3. Buying an asset class you are unfamiliar with. Many people got into real estate in 2005 and 2006 because of the amazing returns they heard other people got from flipping houses. These people were unfamiliar with the asset class, but got into it because other people were doing it. Now, in my opinion, many people are doing this with commodities, including energy ETFs.  In the late 90’s, many people were buying tech stocks even though they had no idea what the company really did or how it would ever be profitable.

April 20, 2008

Stock Market Crisis, 2008

Filed under: Uncategorized — admin @ 5:37 pm

The US housing market bubble has produced the present US financial crisis, affecting especially the stock market. This time, the crisis is believed to be the worst ever from other such crisis occurred since the World War II era. According to the financial experts, this crisis now marks an “end of an era of credit expansion based on the dollar as the international reserve currency”, which has lasted for over 60 years now.

The other financial crisis comprised of the nature of boom-bust processes. The boom-bust process usually center around credit and involves a misconception. This time, the easy credit generated demand that pushed up the value of the property beyond reasonable levels. People, armed with easy credit facilities, bought houses expecting that they could refinance their mortgage at a profit. This misconception, in turn, started a bubble.

The financial authorities stepped in every time the credit expansion ran into trouble. They threw in liquidity and attempted to stimulate the economy by expecting general public to believe that the financial problem has been solved effectively!

Also, globalization during the past decade allowed the United States to consume more than it produced by importing more goods. Thus, the US current account deficit reached a whooping 6.2 per cent of gross national product (GNP) in the year 2006. During the entire duration since globalization, the US financial institutions encouraged the US consumers to buy beyond their means through easier borrowings on generous terms. The regulations on financial aspects became nonexistent in recent years. Thus, a super-boom was created, leading to today’s financial crisis. The stock market is showing every sign of an economic slowdown and a looming recession.

The super-boom went out of control leading to a crisis, because the financial authorities were unable to calculate the risks and more-or-less, relied on the banks’ risk management methods. Many other factors plunged the US economy and the stock markets into deeper troubles.

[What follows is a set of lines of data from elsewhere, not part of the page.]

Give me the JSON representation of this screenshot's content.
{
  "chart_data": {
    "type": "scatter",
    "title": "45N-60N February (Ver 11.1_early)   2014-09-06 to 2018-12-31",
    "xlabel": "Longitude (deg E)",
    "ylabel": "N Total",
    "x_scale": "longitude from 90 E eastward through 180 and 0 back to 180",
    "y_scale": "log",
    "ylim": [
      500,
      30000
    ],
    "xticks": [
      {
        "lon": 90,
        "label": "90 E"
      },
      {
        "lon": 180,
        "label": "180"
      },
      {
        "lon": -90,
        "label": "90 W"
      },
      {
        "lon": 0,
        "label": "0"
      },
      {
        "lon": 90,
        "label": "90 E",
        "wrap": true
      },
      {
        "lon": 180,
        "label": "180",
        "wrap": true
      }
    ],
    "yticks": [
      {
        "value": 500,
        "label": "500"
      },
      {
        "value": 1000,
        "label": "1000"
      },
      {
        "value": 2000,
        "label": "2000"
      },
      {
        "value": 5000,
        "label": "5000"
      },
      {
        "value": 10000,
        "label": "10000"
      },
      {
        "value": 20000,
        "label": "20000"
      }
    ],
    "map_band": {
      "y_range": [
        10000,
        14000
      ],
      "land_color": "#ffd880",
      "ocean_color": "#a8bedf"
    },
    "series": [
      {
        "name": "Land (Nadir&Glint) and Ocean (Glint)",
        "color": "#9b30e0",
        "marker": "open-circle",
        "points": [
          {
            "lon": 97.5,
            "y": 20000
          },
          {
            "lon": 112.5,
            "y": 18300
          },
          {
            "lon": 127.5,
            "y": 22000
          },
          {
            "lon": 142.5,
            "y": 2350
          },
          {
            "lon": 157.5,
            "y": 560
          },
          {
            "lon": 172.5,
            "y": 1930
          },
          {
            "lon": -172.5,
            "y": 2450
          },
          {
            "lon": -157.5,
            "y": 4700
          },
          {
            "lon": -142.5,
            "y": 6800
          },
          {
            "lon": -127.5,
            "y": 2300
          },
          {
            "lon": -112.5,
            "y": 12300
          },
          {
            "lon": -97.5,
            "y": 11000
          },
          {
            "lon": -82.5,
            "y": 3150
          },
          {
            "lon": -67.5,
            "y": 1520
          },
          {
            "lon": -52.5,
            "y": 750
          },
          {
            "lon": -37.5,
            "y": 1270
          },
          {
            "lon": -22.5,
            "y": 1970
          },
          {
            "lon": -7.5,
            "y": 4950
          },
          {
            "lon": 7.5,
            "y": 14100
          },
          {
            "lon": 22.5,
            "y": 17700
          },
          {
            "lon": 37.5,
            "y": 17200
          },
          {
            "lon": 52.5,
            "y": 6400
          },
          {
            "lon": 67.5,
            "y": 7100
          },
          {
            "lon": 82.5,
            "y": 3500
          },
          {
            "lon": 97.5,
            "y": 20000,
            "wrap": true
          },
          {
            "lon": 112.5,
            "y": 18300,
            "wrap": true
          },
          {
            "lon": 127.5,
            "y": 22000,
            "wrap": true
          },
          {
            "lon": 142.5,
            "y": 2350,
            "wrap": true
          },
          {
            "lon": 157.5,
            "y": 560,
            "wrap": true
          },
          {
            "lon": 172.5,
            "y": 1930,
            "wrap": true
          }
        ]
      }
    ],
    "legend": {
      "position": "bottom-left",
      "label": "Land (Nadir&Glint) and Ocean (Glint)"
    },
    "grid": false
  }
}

The crisis began with the subprime mortgages and spread to collateralized debt obligations, this in turn endangered municipal and mortgage insurance and reinsurance companies, and threatened to unravel the multi-trillion-dollar credit market.

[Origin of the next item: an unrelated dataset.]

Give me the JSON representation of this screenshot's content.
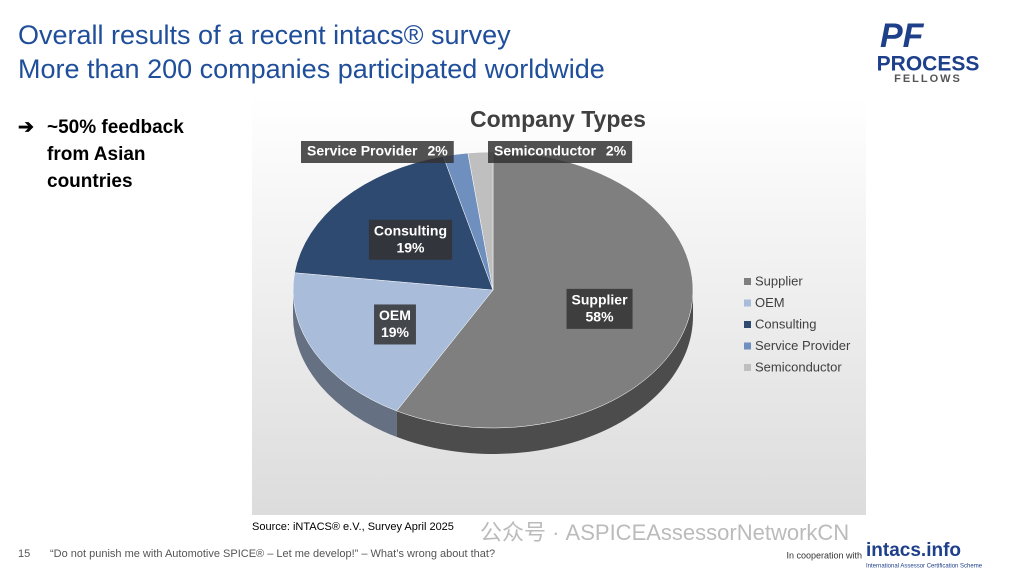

Investment banks’ commitments to leveraged buyouts became liabilities. Market-neutral hedge funds turned out not to be market-neutral and had to be unwound. The terminal blow came when interbank lending, which is the heart of the financial system, was disrupted. The central banks had to put in an unexampled amount of money and extend credit. That made the crisis graver than any since the World War II.

The power of the financial authorities to energize the economy is constrained by the unwillingness of the rest of the world to amass additional dollar reserves. Until recently, investors were trusting that the US Federal Reserve would do whatsoever it needs to do to avoid a recession, since that is what it exercised on past occasions. Now they’ll have to realize that the Fed may no more is in a position to do so. With oil, food and other commodities, the Fed also is concerned of inflation.

It seems that the pivotal role played by the United States stock markets for over 5 decades is being severely challenged by some of the growing Asian economies, especially China, and will take many years for the United States to get back on top.